Troy Karen L, Mancuso Megan E, Johnson Joshua E, Butler Tiffiny A, Ngo Bao Han, Schnitzer Thomas J
Department of Biomedical Engienering, Worcester Polytechnic Institute, Worcester, MA, United States of America.
Orthopaedic Biomechanics Laboratory, Dept. of Orthopaedic Surgery, University of Iowa, Iowa City, IA, United States of America.
Bone Rep. 2021 Mar 13;14:101012. doi: 10.1016/j.bonr.2021.101012. eCollection 2021 Jun.
Most information about distal radius microstructure is based on the non-dominant forearm, with little known about the factors that contribute to bilateral asymmetries in the general population, or what factors may influence bilateral changes over time. Here, we analyzed bilateral high resolution peripheral quantitative computed tomography (HRpQCT) data collected over a 12-month period as part of a clinical trial that prescribed a well-controlled, compressive loading task to the nondominant forearm. Baseline data from 102 women age 21-40, and longitudinal data from 66 women who completed the 12-month trial, were examined to determine factors responsible for side-to-side asymmetries in bone structure and change in structure over time. Cross-sectionally, the dominant radius had 2.4%-2.7% larger cross-sectional area, trabecular area, and bone mineral content than the nondominant radius, but no other differences were noted. Those who more strongly favored their dominant arm had significantly more, thinner, closely spaced trabecular struts in their dominant versus nondominant radius. Individuals assigned to a loading intervention had significant bilateral gains in total bone mineral density (2.0% and 1.2% in the nondominant versus dominant sides), and unilateral gains in the nondominant (loaded) cortical area (3.1%), thickness (3.0%), bone mineral density (1.7%) and inner trabecular density (1.3%). Each of these gains were significantly predicted by loading dose, a metric that included bone strain, number of cycles, and strain rate. Within individuals, change was negatively associated with age, meaning that women closer to age 40 experienced less of a gain in bone versus those closer to age 21. We believe that dominant/nondominant asymmetries in bone structure reflect differences in habitual loads during growth and past ability to adapt, while response to loading reflects current individual physiologic capacity to adapt.

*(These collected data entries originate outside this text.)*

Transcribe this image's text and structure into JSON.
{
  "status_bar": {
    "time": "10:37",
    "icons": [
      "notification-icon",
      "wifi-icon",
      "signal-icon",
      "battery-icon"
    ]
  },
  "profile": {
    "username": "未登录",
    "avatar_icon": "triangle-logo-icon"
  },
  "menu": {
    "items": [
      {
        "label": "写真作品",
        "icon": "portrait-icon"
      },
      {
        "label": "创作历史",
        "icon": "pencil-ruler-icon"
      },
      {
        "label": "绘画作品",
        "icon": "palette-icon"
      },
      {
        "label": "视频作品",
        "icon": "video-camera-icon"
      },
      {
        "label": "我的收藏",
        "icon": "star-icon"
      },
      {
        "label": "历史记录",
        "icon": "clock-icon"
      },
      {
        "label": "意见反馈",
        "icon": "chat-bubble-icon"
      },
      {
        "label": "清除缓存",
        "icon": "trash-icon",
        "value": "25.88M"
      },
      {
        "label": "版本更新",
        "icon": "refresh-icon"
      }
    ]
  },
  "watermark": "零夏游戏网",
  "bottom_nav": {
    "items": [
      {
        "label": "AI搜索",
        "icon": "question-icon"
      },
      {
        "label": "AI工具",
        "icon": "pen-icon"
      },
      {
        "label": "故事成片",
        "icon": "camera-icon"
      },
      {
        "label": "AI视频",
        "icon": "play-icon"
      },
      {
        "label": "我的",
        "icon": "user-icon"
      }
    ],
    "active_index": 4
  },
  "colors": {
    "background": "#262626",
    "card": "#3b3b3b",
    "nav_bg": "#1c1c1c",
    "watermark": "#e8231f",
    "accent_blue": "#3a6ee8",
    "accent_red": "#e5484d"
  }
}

大多数关于桡骨远端微观结构的信息都基于非优势前臂,对于导致普通人群双侧不对称的因素,或者哪些因素可能影响随时间的双侧变化,人们了解甚少。在此,我们分析了在一项为期12个月的临床试验中收集的双侧高分辨率外周定量计算机断层扫描(HRpQCT)数据,该试验对非优势前臂规定了一项控制良好的压缩负荷任务。对102名年龄在21 - 40岁女性的基线数据,以及66名完成了为期12个月试验的女性的纵向数据进行了检查,以确定导致骨结构左右不对称以及随时间结构变化的因素。横断面分析显示,优势桡骨的横截面积、小梁面积和骨矿物质含量比非优势桡骨大2.4% - 2.7%,但未发现其他差异。那些更倾向于使用优势手臂的人,其优势桡骨与非优势桡骨相比,小梁支柱明显更多、更细且间距更近。接受负荷干预的个体,其双侧总骨矿物质密度有显著增加(非优势侧增加2.0%,优势侧增加1.2%),非优势(负荷)皮质面积、厚度、骨矿物质密度和内小梁密度有单侧增加(分别为3.1%、3.0%、1.7%和1.3%)。这些增加均由负荷剂量显著预测,负荷剂量是一个包括骨应变、循环次数和应变率的指标。在个体内部,变化与年龄呈负相关,这意味着接近40岁的女性与接近21岁的女性相比,骨量增加较少。我们认为,骨结构的优势/非优势不对称反映了生长过程中习惯性负荷的差异以及过去的适应能力,而对负荷的反应则反映了当前个体的生理适应能力。